Oral oseltamivir was generally well-tolerated in these studies. Both GS4071 and zanamivir are selective inhibitors of influenza neuraminidase at low-nanomolar concentrations and show negligible activity against neuraminidases from human, bacterial, or other viral sources at concentrations up to 1 mmol/L.^14,15 In initial human testing, oral oseltamivir given while fasting was tolerated at single doses up to 1000 mg or repeated doses up to 500 mg twice daily for 7 days (total of 13 doses).²¹ The highest doses, particularly repeated doses of 500 mg, were associated with nausea of mild to moderate intensity. In the current studies, transient nausea after dosing was observed mainly at the highest (200 mg) dose and was largely prevented by administering doses with food. The early timing of onset and the finding that ingestion with food largely prevented this adverse effect suggest that it might be due to direct gastric irritation, although further studies of the mechanism are needed. Of note, administration after food is associated with a modest increase in GS4071 bioavailability.²¹ These observations suggest that this formulation of oseltamivir should be administered with food when possible to reduce the risk of gastrointestinal tract upset.

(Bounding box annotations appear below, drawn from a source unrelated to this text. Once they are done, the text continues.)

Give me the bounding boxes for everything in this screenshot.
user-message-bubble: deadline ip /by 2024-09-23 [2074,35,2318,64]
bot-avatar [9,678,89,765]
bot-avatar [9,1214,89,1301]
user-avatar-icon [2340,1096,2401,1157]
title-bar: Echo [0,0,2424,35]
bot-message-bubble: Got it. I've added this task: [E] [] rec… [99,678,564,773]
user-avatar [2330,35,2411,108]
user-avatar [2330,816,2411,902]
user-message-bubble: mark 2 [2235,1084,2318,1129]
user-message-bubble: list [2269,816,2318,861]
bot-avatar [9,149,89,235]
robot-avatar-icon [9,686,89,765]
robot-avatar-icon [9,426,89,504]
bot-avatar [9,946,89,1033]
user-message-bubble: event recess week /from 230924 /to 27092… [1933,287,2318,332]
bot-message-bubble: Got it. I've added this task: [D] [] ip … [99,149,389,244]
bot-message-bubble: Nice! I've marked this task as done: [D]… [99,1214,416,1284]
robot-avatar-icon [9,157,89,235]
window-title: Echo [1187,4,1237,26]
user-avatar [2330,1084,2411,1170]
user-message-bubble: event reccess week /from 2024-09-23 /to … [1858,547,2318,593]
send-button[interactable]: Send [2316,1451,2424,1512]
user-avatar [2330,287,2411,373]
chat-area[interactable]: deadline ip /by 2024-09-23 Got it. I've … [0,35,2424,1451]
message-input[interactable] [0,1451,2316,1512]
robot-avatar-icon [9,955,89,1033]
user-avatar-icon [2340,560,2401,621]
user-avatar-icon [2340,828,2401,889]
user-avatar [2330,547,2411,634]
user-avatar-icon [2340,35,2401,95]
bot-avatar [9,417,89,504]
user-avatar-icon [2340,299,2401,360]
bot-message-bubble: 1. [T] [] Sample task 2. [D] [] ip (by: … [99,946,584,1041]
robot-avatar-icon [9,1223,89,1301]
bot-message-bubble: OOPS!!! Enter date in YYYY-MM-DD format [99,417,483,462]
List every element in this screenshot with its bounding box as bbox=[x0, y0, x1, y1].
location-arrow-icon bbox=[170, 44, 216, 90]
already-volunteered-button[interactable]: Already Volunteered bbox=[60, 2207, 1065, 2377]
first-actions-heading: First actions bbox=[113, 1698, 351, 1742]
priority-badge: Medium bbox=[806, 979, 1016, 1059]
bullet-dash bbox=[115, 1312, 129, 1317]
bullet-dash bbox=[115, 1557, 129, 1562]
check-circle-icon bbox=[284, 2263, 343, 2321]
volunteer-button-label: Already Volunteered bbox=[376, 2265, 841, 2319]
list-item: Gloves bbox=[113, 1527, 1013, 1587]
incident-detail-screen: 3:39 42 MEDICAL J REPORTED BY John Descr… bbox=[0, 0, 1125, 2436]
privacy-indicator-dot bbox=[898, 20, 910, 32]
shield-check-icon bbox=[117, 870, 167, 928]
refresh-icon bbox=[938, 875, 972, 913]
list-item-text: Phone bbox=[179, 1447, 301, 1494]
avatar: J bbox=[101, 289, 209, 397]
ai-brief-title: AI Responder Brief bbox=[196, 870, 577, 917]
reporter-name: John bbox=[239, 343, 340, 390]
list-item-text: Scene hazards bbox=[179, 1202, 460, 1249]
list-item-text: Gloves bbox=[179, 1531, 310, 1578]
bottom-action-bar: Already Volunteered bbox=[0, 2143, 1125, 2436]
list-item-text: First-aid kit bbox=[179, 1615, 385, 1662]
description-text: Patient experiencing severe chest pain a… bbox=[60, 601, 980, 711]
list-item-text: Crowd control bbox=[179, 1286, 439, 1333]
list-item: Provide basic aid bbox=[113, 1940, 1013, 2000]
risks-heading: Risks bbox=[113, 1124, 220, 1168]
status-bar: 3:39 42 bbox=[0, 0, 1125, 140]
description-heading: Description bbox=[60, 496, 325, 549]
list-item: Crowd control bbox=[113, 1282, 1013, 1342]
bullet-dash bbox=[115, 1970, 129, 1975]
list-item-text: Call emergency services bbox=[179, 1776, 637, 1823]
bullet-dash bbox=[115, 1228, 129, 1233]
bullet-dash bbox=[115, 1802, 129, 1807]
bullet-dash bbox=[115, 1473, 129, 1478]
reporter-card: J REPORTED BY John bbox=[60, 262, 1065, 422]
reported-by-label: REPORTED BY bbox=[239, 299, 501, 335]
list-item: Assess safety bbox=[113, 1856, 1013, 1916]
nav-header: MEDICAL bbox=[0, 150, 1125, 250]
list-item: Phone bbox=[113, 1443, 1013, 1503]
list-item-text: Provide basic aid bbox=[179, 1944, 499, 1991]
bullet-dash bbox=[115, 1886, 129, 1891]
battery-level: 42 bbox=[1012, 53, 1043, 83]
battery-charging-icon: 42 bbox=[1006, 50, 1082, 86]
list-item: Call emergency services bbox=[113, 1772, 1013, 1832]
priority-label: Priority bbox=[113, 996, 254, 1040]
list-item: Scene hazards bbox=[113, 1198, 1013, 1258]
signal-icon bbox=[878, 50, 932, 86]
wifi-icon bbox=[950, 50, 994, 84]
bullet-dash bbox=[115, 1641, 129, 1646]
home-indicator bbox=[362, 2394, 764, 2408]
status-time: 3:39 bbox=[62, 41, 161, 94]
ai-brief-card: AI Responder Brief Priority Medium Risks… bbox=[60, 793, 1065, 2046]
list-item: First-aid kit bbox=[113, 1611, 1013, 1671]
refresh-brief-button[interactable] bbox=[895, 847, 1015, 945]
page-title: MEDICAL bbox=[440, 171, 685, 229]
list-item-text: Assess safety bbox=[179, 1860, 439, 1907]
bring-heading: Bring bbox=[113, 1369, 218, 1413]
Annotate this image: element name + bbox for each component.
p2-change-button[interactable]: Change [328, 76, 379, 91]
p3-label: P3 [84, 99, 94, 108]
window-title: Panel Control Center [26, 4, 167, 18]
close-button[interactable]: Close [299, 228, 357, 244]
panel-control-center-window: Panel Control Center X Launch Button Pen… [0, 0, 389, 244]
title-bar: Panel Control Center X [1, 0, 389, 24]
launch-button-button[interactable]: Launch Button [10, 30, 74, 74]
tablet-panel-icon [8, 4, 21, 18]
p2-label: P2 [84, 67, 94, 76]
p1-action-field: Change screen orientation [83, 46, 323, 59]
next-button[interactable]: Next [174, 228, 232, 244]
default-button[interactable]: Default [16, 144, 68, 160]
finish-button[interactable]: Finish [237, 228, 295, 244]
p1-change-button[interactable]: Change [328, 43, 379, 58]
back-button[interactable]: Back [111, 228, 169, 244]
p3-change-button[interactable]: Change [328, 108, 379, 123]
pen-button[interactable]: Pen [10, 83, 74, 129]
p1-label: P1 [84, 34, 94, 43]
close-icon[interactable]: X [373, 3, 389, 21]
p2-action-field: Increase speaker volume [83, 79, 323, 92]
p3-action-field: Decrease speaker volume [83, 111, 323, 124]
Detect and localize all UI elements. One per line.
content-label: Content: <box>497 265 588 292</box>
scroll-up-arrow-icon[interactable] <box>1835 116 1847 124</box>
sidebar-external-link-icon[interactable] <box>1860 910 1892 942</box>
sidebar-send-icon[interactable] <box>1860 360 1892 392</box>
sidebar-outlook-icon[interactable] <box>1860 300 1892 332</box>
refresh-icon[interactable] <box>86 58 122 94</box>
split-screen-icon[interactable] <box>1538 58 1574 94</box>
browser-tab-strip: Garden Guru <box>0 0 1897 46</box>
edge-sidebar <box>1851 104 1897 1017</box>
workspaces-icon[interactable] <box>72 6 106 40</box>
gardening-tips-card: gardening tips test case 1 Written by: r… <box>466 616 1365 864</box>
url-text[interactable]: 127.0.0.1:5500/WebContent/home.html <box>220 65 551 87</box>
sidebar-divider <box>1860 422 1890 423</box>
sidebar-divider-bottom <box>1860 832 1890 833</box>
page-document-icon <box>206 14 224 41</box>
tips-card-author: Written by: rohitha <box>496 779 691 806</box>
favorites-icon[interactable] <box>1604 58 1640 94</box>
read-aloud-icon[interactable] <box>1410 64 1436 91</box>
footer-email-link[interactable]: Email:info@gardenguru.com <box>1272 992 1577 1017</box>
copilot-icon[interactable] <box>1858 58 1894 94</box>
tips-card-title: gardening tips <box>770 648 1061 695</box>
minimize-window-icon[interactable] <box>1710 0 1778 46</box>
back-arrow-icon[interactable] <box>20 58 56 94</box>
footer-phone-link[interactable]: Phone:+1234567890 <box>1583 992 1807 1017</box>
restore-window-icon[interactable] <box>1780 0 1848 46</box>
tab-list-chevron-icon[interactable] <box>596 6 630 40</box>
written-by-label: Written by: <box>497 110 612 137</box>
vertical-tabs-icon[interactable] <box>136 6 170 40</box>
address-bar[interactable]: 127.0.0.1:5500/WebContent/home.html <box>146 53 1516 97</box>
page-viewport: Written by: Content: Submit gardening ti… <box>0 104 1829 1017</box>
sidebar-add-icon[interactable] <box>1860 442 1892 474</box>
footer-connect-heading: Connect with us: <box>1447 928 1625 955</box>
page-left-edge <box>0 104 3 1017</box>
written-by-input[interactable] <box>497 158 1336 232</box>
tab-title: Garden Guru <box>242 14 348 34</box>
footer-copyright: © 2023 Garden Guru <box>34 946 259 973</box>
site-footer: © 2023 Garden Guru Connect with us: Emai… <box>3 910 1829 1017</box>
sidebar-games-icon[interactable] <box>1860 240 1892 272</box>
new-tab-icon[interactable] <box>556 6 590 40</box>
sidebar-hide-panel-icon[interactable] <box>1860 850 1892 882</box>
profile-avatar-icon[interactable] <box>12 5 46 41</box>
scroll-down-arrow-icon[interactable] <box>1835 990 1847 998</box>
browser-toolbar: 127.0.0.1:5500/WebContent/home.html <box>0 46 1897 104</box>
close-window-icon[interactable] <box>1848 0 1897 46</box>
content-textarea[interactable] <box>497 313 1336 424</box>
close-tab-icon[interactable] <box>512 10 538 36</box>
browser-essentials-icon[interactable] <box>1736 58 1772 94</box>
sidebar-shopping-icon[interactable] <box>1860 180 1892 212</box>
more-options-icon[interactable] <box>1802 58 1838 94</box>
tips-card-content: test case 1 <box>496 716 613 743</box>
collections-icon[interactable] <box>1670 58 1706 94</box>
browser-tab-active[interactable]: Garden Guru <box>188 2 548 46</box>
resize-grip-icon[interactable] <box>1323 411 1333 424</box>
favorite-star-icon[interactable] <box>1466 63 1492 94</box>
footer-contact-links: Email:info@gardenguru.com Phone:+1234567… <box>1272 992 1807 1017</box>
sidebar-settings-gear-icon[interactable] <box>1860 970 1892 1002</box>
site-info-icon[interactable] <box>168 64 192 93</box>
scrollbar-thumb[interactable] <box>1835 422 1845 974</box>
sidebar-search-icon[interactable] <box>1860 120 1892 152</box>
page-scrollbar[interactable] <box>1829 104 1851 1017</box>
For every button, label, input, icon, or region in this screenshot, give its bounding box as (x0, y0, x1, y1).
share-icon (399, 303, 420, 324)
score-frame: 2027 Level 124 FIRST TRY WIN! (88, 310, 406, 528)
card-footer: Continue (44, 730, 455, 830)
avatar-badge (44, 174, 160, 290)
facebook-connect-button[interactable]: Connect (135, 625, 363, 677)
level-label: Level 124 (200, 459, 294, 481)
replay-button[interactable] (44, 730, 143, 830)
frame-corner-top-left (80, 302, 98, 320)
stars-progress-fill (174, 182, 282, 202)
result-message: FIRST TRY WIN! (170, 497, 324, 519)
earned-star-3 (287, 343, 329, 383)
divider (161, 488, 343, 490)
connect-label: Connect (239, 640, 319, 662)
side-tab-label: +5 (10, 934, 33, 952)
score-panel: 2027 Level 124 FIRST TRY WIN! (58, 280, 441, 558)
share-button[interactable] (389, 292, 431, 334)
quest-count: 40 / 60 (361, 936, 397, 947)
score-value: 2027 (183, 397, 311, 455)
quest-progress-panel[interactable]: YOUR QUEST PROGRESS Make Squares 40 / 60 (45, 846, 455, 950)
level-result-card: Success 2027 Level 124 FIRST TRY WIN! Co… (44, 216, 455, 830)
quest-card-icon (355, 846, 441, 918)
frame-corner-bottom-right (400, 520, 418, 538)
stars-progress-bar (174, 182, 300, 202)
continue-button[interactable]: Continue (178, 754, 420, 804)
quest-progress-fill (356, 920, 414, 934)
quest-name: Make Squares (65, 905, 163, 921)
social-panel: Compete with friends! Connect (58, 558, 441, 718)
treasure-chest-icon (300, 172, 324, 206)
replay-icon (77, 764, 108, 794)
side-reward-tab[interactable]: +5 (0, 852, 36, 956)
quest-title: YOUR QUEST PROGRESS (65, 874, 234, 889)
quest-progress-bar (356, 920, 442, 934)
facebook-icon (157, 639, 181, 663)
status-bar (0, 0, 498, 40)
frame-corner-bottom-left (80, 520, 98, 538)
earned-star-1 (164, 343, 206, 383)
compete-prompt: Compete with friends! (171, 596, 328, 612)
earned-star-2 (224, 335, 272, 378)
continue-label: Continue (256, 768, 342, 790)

We did not observe clear dose-related differences in antiviral effects in the treatment or prophylaxis studies. Although once daily dosing may have been associated with less pronounced antiviral effects, our sample sizes were insufficient to make firm conclusions. With respect to prophylaxis, an antiviral dose that allows for a subclinical but immunizing infection would be optimal. Under similar conditions, intranasal zanamivir prophylaxis completely protected against experimental infection in most subjects, so that protective serologic responses were not observed.² With oseltamivir prophylaxis, both once and twice daily administration protected against viral shedding but allowed some subjects to develop antibodies. Whether lower doses might be protective against illness but allow immune responses remains to be determined. Of note, the findings in these studies guided dose selection for subsequent field trials. The initial results from these studies indicate that once daily dosing (75 mg) is safe and effective for long-term prophylaxis ³⁷ and twice daily dosing (75 mg) for short-term treatment of natural influenza in adults.^38,39

In summary, the present studies showed oseltamivir to be an effective antiviral agent when administered orally for prevention and treatment of experimental influenza A infections. This agent is a promising new drug for the management of natural influenza.